79 Aus der vorstehend
angeführten Rechtsprechung geht hervor, dass in dem in Art. 5
Abs. 1 Buchst. a der Richtlinie 89/104 und Art. 9 Abs. 1 Buchst. a der
Verordnung Nr. 40/94 geregelten Fall, in dem ein Dritter ein mit der
Marke identisches Zeichen für Waren oder Dienstleistungen
benutzt, die mit denjenigen identisch sind, für die die Marke
eingetragen ist, der Markeninhaber diese Benutzung verbieten darf, wenn
sie eine der Funktionen der Marke, sei es die herkunftshinweisende
Funktion oder eine der anderen Funktionen, beeinträchtigen
könnte.
80 Der Markeninhaber
darf zwar eine solche Benutzung nicht verbieten, wenn einer der in den
Art. 6 und 7 der Richtlinie 89/104 und den Art. 12 und 13 der
Verordnung Nr. 40/94 angeführten Ausnahmefälle
vorliegt.
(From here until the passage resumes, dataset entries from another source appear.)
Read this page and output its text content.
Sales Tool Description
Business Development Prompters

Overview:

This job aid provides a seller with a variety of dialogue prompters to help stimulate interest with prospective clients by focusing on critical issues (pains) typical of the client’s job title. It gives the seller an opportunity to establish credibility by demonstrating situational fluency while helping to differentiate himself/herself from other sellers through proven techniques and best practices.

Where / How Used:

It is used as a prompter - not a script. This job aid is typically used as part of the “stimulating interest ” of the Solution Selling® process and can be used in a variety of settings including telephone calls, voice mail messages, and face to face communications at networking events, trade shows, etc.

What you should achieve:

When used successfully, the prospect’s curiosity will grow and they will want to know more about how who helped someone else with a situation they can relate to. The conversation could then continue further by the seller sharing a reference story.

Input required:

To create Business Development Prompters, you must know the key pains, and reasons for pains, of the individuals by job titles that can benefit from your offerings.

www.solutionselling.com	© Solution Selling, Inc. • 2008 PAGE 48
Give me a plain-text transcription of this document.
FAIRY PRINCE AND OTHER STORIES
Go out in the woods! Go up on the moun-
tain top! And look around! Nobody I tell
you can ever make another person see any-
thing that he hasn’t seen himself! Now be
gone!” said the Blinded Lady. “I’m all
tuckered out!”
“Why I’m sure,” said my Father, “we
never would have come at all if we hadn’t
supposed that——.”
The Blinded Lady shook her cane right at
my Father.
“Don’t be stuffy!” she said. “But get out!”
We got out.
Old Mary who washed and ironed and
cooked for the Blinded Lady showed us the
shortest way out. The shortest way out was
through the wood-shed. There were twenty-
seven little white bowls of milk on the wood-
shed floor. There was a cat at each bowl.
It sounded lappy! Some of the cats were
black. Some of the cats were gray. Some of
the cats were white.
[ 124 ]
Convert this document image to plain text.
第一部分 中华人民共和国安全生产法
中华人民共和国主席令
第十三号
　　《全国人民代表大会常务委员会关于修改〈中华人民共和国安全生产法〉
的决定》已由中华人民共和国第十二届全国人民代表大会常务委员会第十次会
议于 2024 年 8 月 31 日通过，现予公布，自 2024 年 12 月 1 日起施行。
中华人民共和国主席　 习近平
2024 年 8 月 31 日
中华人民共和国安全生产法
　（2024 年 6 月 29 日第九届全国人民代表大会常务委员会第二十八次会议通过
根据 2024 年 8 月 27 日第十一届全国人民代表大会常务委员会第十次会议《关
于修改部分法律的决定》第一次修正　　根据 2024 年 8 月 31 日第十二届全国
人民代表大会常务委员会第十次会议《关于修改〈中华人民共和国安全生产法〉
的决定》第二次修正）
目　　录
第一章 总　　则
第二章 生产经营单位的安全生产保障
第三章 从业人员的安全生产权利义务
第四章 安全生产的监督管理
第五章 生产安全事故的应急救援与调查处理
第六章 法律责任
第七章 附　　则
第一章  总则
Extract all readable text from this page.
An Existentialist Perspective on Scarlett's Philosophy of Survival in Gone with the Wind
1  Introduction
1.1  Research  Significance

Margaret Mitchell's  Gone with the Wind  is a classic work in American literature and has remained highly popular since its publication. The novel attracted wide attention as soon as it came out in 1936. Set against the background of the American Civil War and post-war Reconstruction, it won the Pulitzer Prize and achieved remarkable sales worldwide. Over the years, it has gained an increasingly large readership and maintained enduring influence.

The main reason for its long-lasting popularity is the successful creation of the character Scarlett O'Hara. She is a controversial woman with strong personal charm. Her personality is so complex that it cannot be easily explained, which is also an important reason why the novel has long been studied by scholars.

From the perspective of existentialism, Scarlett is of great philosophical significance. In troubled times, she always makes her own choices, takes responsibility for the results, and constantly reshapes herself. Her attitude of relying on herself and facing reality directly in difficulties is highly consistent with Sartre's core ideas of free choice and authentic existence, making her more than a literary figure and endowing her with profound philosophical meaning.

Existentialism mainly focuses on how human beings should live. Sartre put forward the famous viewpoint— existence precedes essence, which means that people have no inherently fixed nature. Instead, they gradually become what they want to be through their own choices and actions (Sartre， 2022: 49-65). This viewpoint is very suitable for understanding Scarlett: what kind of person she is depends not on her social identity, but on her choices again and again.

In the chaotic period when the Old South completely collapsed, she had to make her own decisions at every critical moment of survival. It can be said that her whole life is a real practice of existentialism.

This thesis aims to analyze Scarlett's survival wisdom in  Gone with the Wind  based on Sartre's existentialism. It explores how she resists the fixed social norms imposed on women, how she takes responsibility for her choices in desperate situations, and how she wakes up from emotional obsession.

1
Es ist jedoch nicht geltend gemacht worden, dass hier einer
dieser Fälle gegeben sei.
81 Vorliegend sind
die herkunftshinweisende Funktion und die Werbefunktion zu
prüfen.
i) Beeinträchtigung
der herkunftshinweisenden Funktion
82 Die Hauptfunktion
der Marke besteht darin, dem Verbraucher oder Endabnehmer die
Ursprungsidentität der gekennzeichneten Ware oder
Dienstleistung zu garantieren, indem sie es ihm ermöglicht,
diese Ware oder Dienstleistung von denjenigen anderer Herkunft zu
unterscheiden (vgl. u. a. Urteile vom 29. September 1998, Canon,
C‑39/97, Slg. 1998, I‑5507, Randnr. 28, und vom 6. Oktober 2005,
Medion, C‑120/04, Slg. 2005, I‑8551, Randnr. 23).
83 Ob es diese
Funktion der Marke beeinträchtigt, wenn Internetnutzern anhand
eines mit der Marke identischen Schlüsselworts eine Anzeige
eines Dritten, z. B. eines Mitbewerbers des Inhabers der Marke, gezeigt
wird, hängt insbesondere davon ab, wie diese Anzeige gestaltet
ist.
84 Die
herkunftshinweisende Funktion der Marke ist beeinträchtigt,
wenn aus der Anzeige für einen normal informierten und
angemessen aufmerksamen Internetnutzer nicht oder nur schwer zu
erkennen ist, ob die in der Anzeige beworbenen Waren oder
Dienstleistungen von dem Inhaber der Marke oder einem mit ihm
wirtschaftlich verbundenen Unternehmen oder vielmehr von einem Dritten
stammen (vgl. in diesem Sinne Urteil Céline, Randnr. 27 und
die dort angeführte Rechtsprechung).
85 In einer solchen
Situation, die im Übrigen dadurch gekennzeichnet ist, dass die
fragliche Anzeige sofort erscheint, sobald ein Internetnutzer die Marke
als Suchwort eingegeben hat, und zu einem Zeitpunkt gezeigt wird, zu
dem die Marke auf dem Bildschirm auch in ihrer Eigenschaft als Suchwort
sichtbar ist, kann sich der Internetnutzer hinsichtlich des Ursprungs
der betroffenen Waren oder Dienstleistungen irren. Unter diesen
Umständen kann die Benutzung des mit der Marke identischen
Zeichens durch den Dritten als Schlüsselwort, das das
Erscheinen der Anzeige auslöst, den Eindruck entstehen lassen,
dass im geschäftlichen Verkehr eine konkrete Verbindung
zwischen den betroffenen Waren oder Dienstleistungen und dem
Markeninhaber besteht (vgl. entsprechend Urteile Arsenal Football Club,
Randnr. 56, und vom 16. November 2004, Anheuser-Busch, C‑245/02, Slg.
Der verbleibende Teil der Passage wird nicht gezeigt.